Mapping has other applications, too. The Roman Catholic Church is one of the largest landholders in the world. In 2016, a young Catholic geographer named Molly Burhans approached the Vatican about using advanced software to map the lands under Catholic ownership as a starting point for climate action. Burhans, founder and executive director of the nonprofit Goodlands, says she realized the Church had power to affect positive change through land stewardship.
“I think any belief system – Catholic, Muslim, agnosticism, humanism – we all share I think a common core value of helping others in need and helping our communities flourish and a desire for the world to flourish. And I saw that land and the environment is the multiplier of every single one of these missions,” Burhans says.
Burhans uses powerful mapping data tools known as geographic information systems (G.I.S.) to help dioceses better understand their lands and connect them with local conservation organizations.
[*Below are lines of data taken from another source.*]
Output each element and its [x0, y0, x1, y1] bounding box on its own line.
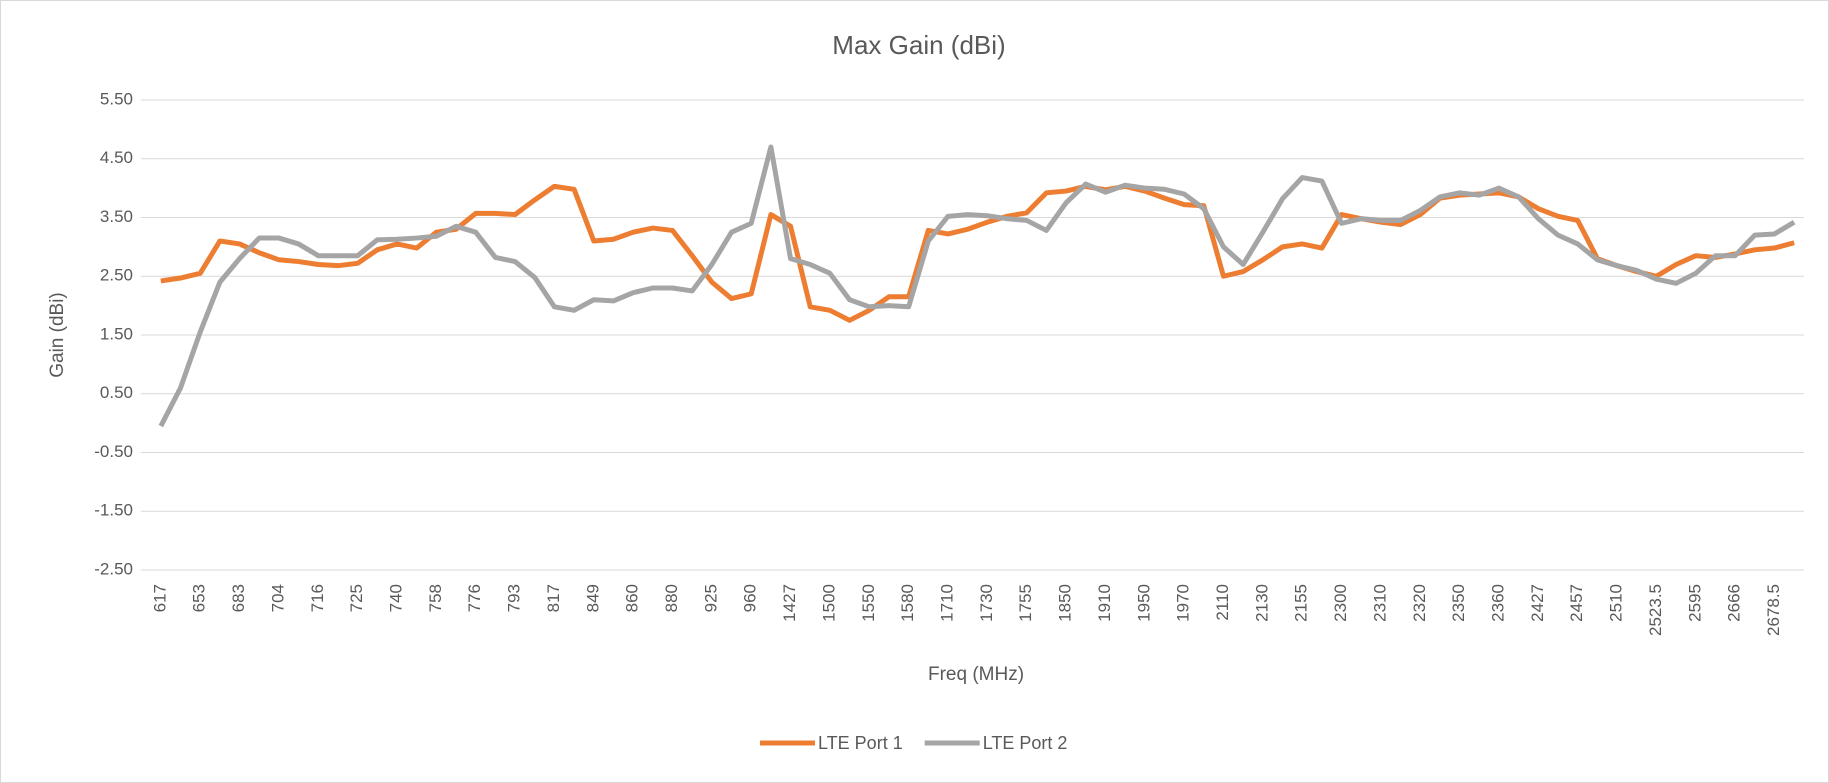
legend-label: LTE Port 2 [983, 733, 1068, 753]
x-tick-label: 1550 [859, 584, 878, 622]
x-tick-label: 1850 [1056, 584, 1075, 622]
x-tick-label: 2595 [1685, 584, 1704, 622]
chart-title: Max Gain (dBi) [832, 30, 1005, 60]
x-tick-label: 817 [544, 584, 563, 612]
x-tick-label: 2523.5 [1646, 584, 1665, 636]
y-tick-label: 3.50 [100, 207, 133, 226]
x-tick-label: 2320 [1410, 584, 1429, 622]
y-tick-label: 5.50 [100, 89, 133, 108]
x-tick-label: 1730 [977, 584, 996, 622]
legend-label: LTE Port 1 [818, 733, 903, 753]
x-tick-label: 2155 [1292, 584, 1311, 622]
x-tick-label: 776 [465, 584, 484, 612]
x-tick-label: 2110 [1213, 584, 1232, 621]
x-tick-label: 725 [347, 584, 366, 612]
y-tick-label: -1.50 [94, 501, 133, 520]
y-tick-label: 1.50 [100, 324, 133, 343]
x-tick-label: 849 [583, 584, 602, 612]
y-tick-label: 2.50 [100, 266, 133, 285]
series-line [158, 144, 1796, 428]
x-tick-label: 2427 [1528, 584, 1547, 622]
y-tick-label: 0.50 [100, 383, 133, 402]
x-tick-label: 2360 [1488, 584, 1507, 622]
x-tick-label: 653 [190, 584, 209, 612]
x-tick-label: 2310 [1370, 584, 1389, 622]
y-tick-label: -0.50 [94, 442, 133, 461]
x-tick-label: 1427 [780, 584, 799, 622]
x-tick-label: 925 [701, 584, 720, 612]
x-tick-label: 880 [662, 584, 681, 612]
x-tick-label: 1580 [898, 584, 917, 622]
x-tick-label: 960 [741, 584, 760, 612]
x-tick-label: 2510 [1607, 584, 1626, 622]
y-tick-label: 4.50 [100, 148, 133, 167]
x-tick-label: 1950 [1134, 584, 1153, 622]
x-tick-label: 1910 [1095, 584, 1114, 622]
x-tick-label: 704 [268, 584, 287, 612]
x-tick-label: 2130 [1252, 584, 1271, 622]
x-tick-label: 1710 [937, 584, 956, 622]
x-tick-label: 683 [229, 584, 248, 612]
x-tick-label: 793 [505, 584, 524, 612]
x-tick-label: 1755 [1016, 584, 1035, 622]
y-tick-label: -2.50 [94, 559, 133, 578]
x-tick-label: 2300 [1331, 584, 1350, 622]
x-tick-label: 2457 [1567, 584, 1586, 622]
x-tick-label: 758 [426, 584, 445, 612]
x-tick-label: 740 [386, 584, 405, 612]
x-tick-label: 2678.5 [1764, 584, 1783, 636]
x-axis-title: Freq (MHz) [928, 664, 1024, 685]
x-tick-label: 1500 [819, 584, 838, 622]
x-tick-label: 617 [150, 584, 169, 612]
x-tick-label: 860 [623, 584, 642, 612]
x-tick-label: 2666 [1725, 584, 1744, 622]
x-tick-label: 716 [308, 584, 327, 612]
y-axis-title: Gain (dBi) [47, 292, 68, 378]
x-tick-label: 2350 [1449, 584, 1468, 622]
x-tick-label: 1970 [1174, 584, 1193, 622]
Another project, Carbon Mapper, uses satellites to identify emitters of both CO2 and methane in real time with the goal of reducing emissions. Carbon Mapper CEO Riley Duren says many companies or operators don’t track their methane emissions because it’s complicated and expensive, and there aren’t many regulations requiring it. For now his group is working with a “coalition of the motivated,” which Duren says tend to be larger oil and gas or waste management companies with decarbonization targets. But he’s seen that across different industries people are anticipating more in terms of future regulation and trying to get ahead of it.
"There is still an opportunity to bend the curve on emissions and avoid the worst-case scenarios, but that window is rapidly closing,” Duren says. “We will not solve everything with greenhouse gas monitoring but we perceive that Carbon Mapper, with this unique partnership, will help fill some critical gaps and it will do it quickly.”